Updated: Jun 23
Ahimsa translates to “Non-harming” (harmlessness). To not wish harm to any living creature — not even to any lifeless object. Ahimsa is about the intent, rather than the action itself. It is an attitude of universal benevolence.
Ahimsa is the very first of the 5 yamas (ethical guidelines) in Patanjali’s yoga sutras.
We’re referring to non-violence in all aspects of life.
This refers not only to physical violence, but also to the violence of words or thoughts. What we think about ourselves or others can be as powerful as any physical attempt to harm.

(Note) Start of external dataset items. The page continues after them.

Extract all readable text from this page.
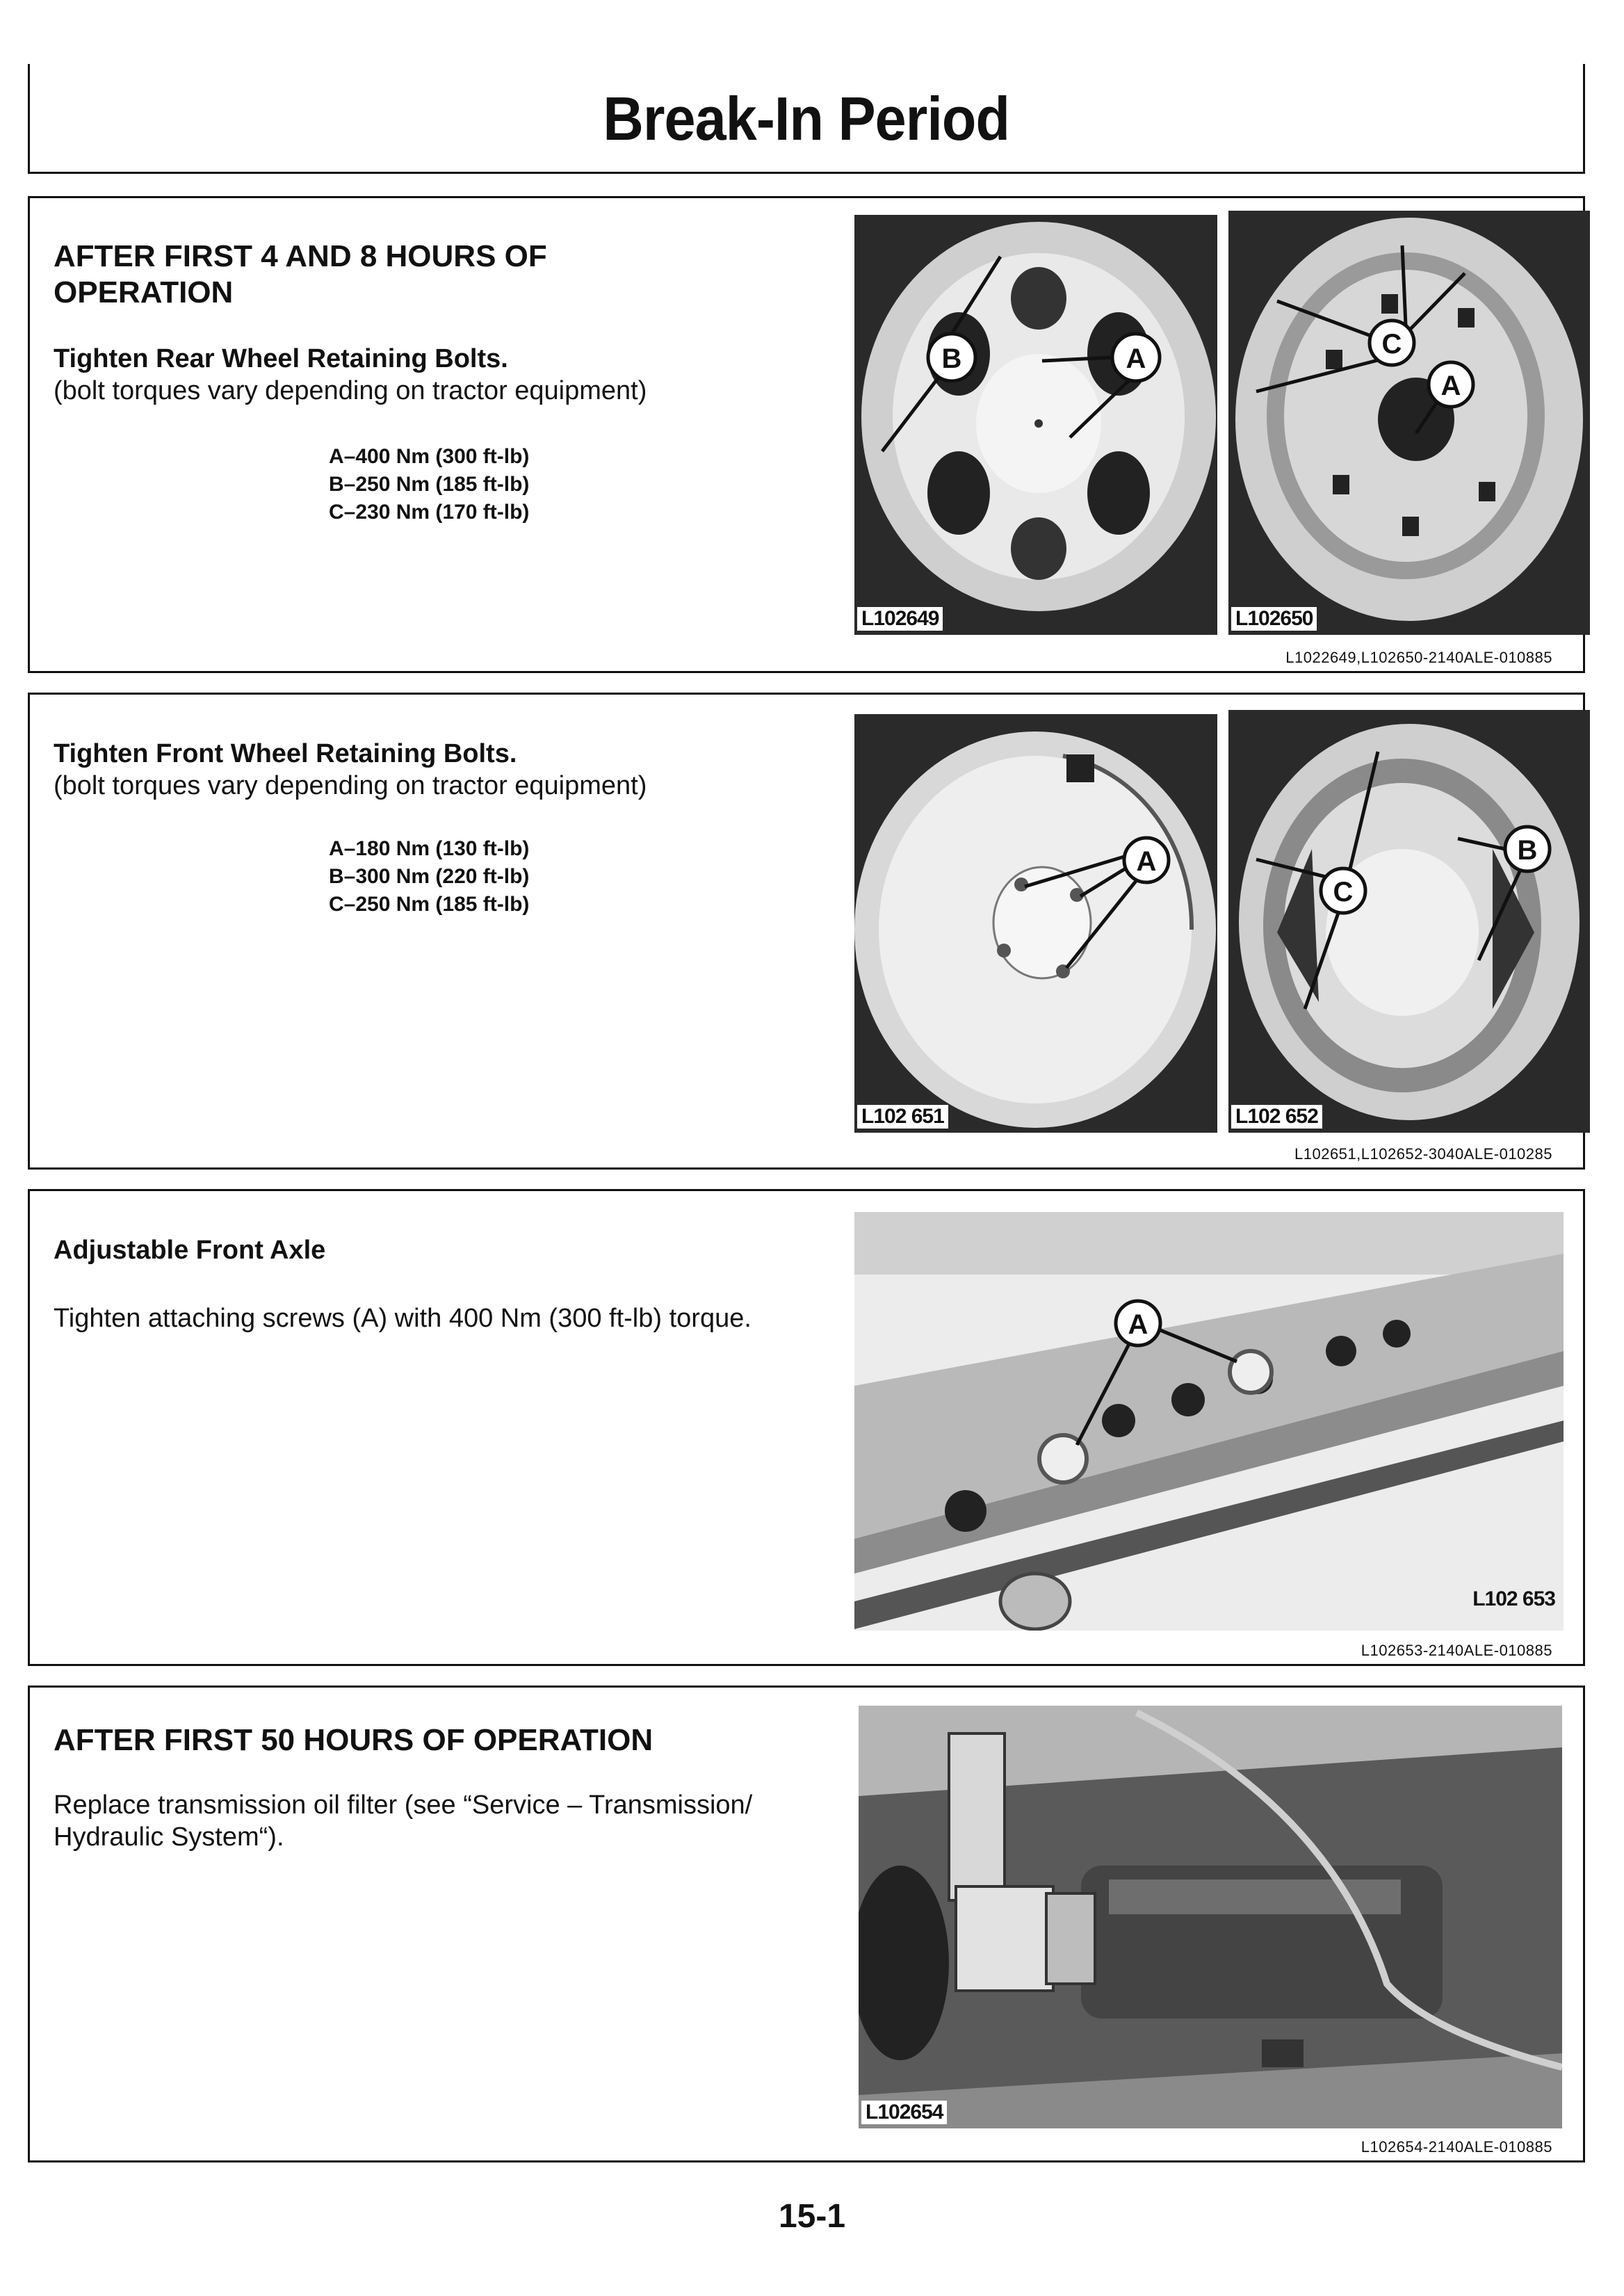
Break-In Period

AFTER FIRST 4 AND 8 HOURS OF OPERATION

Tighten Rear Wheel Retaining Bolts.

(bolt torques vary depending on tractor equipment)

A–400 Nm (300 ft-lb)
B–250 Nm (185 ft-lb)
C–230 Nm (170 ft-lb)
B	A
L102649
C
A
L102650
L1022649,L102650-2140ALE-010885

Tighten Front Wheel Retaining Bolts.

(bolt torques vary depending on tractor equipment)

A–180 Nm (130 ft-lb)
B–300 Nm (220 ft-lb)
C–250 Nm (185 ft-lb)
A
L102 651
B
C
L102 652
L102651,L102652-3040ALE-010285

Adjustable Front Axle

Tighten attaching screws (A) with 400 Nm (300 ft-lb) torque.	A
L102 653
L102653-2140ALE-010885

AFTER FIRST 50 HOURS OF OPERATION

Replace transmission oil filter (see “Service – Transmission/ Hydraulic System“).

L102654
L102654-2140ALE-010885
15-1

To practice ahimsa is to be constantly vigilant, to observe ourselves in interaction with others and to notice our thoughts and intentions.
If you practice Ahimsa in all areas of your life, you practice yoga daily.
Instead of harming others, you are serving others.
The physical effects are powerful - you feel compassionate and connected. This creates a sense of calm and identification with everyone and everything.
Ahimsa is not mere negative non-injury. It is positive, cosmic love. It is the development of a mental attitude in which hatred is replaced by love. Ahimsa is true sacrifice. Ahimsa is forgiveness. Ahimsa is Shakti (power). Ahimsa is true strength. - Sivananda
Integrate into Yoga Practice
be gentle to your body - listen to boundaries and find personal edge and not going beyond.
be mindful - observe any pain and discomfort in poses. This is a form of harm.
observe how we might cause harm to ourselves first, helps us see how we cause harm to others.
learn to respect and celebrate your unique needs, strengths, challenges, and aspirations.